Art bleeds its manipulated compositions and aesthetics into the cracks of a world permeated with tasteless commercialism. Otherwise stated, art will fill any gap left to fill. What I am trying to say is: Boise has art hanging everywhere ... and now, located on the fringe of the First Thursday mainstream, a new space has appeared around the corner from an art walk hot spot.
Prestige (106 S. 11th St.), a skate shop around the block from Art Source, is at the edge of downtown's dismount zone. With Grove Street providing a thoroughfare to the skate park, Prestige is an establishment dedicated to providing the tools to perform ollies, McTwists, frontside kickflips, pop-a-wheelies, and 720s. There is an art to skateboarding, and there is art on skateboards.
It wasn't long ago when skateboarders, quite a creative bunch, started painting, drawing or otherwise illustrating on their boards. Art on boards became common practice along the way, and it could as well have been exactly in the manner of First Thursday's June 2nd art show held at Prestige.
Entering Prestige, you'll find a spacious store front. On the main display wall, like fine art, commercial skateboards hang 2 by 20. Toward the back, a raised stage separates out a small gallery where Prestige currently displays handmade original paintings and drawings on skateboard decks.
On the night of the opening, Twisted Sister played on a television and owners Paul Whitworth and Greg Goulet's space appeared extra tidy, especially for a business run by a couple of skaters. Then again, so were their mustaches-which reclaimed the style's dignity, once stripped away by bullying policemen.
Greg Goulet tended to tiny smoked franks, which stewed in a green '70s flower-styled crock pot, and arranged the chips and salsa. Paul Whitworth chatted it up with the growing crowd and flow of people into and around the shop. Whitworth and Goulet come across as very friendly and express their desire to continue displaying visual art at Prestige.

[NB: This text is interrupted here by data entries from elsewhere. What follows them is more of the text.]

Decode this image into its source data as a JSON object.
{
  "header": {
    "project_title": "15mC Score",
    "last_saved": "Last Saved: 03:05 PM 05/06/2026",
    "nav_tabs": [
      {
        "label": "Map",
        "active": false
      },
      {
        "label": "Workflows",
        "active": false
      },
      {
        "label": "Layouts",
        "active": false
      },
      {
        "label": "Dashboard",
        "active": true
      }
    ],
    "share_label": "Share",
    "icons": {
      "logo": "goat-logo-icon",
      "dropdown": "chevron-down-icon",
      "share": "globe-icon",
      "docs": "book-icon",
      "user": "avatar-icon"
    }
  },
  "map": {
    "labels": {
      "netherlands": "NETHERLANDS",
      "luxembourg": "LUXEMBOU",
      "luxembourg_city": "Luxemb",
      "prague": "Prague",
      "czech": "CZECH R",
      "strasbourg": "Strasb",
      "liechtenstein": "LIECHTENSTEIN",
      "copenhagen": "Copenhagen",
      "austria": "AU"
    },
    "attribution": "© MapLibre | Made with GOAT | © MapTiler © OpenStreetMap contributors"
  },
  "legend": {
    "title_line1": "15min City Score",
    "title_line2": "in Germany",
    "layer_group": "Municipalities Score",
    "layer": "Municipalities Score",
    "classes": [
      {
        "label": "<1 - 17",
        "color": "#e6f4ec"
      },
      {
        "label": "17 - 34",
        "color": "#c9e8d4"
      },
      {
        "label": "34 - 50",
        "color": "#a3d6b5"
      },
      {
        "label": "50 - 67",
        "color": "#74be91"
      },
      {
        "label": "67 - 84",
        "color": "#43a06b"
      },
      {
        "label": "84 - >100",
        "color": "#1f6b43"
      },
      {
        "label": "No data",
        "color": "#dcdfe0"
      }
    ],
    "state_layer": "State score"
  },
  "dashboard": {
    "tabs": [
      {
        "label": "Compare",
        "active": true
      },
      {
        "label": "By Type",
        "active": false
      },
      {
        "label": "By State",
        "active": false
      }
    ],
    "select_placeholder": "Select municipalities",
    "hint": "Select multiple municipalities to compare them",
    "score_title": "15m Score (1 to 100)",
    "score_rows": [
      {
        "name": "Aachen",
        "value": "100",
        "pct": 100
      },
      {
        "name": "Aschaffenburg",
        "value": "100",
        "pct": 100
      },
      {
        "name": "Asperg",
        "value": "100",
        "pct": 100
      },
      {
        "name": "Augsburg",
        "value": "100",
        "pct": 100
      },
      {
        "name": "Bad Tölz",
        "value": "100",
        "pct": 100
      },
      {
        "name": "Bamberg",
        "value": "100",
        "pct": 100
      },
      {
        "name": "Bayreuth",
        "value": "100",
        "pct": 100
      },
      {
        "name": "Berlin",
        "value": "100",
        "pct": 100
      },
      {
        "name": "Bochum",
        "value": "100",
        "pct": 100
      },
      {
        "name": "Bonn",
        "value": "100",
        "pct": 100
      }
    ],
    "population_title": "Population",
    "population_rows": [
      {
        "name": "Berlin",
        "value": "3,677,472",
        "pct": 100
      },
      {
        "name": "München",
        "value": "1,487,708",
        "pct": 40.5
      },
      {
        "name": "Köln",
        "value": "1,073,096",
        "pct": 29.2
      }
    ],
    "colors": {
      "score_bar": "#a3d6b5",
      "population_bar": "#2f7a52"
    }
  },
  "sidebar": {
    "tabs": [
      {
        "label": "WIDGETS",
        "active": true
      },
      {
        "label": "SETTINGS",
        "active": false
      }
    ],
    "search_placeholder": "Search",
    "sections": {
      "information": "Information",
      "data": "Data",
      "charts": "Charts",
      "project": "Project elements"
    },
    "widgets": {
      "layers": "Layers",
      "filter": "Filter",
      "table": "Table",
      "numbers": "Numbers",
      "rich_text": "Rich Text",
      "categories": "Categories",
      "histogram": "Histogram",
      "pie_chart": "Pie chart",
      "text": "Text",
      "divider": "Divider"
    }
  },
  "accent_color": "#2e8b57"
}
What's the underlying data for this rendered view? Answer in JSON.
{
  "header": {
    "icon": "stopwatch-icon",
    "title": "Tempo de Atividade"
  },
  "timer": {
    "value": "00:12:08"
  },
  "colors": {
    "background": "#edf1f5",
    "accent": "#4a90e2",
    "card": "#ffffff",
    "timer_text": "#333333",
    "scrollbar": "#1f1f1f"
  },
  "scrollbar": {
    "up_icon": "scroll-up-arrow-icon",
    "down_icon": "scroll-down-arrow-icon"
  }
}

Both owners have a genuine positive outlook toward the arts and their involvement.
By talking with artists who were friends and acquaintances, Prestige designed their show of "painted" skateboard decks. Now pieces of modern art, 16 decks find life-some brightly colored, some abstract, some graphical, a couple with loose brush strokes, some with intricate illustration and one an assemblage of all of the prior. Pieces range from commercial to modern to resembling pages from a sketch book. This is an eclectic group of artists. Some of the artists are familiar from local press and local art shows, some are high-schoolers who met one day at Prestige. This isn't a salon exhibition, just people who like skateboarding and skateboard art.
Nevertheless, Prestige arranged an excellent show of modern art works. The boards will hang throughout the month of June. With plans for more and differing shows, Prestige may well be a new stop on First Thursday, or any time you want to take an "art walk"... or "skate."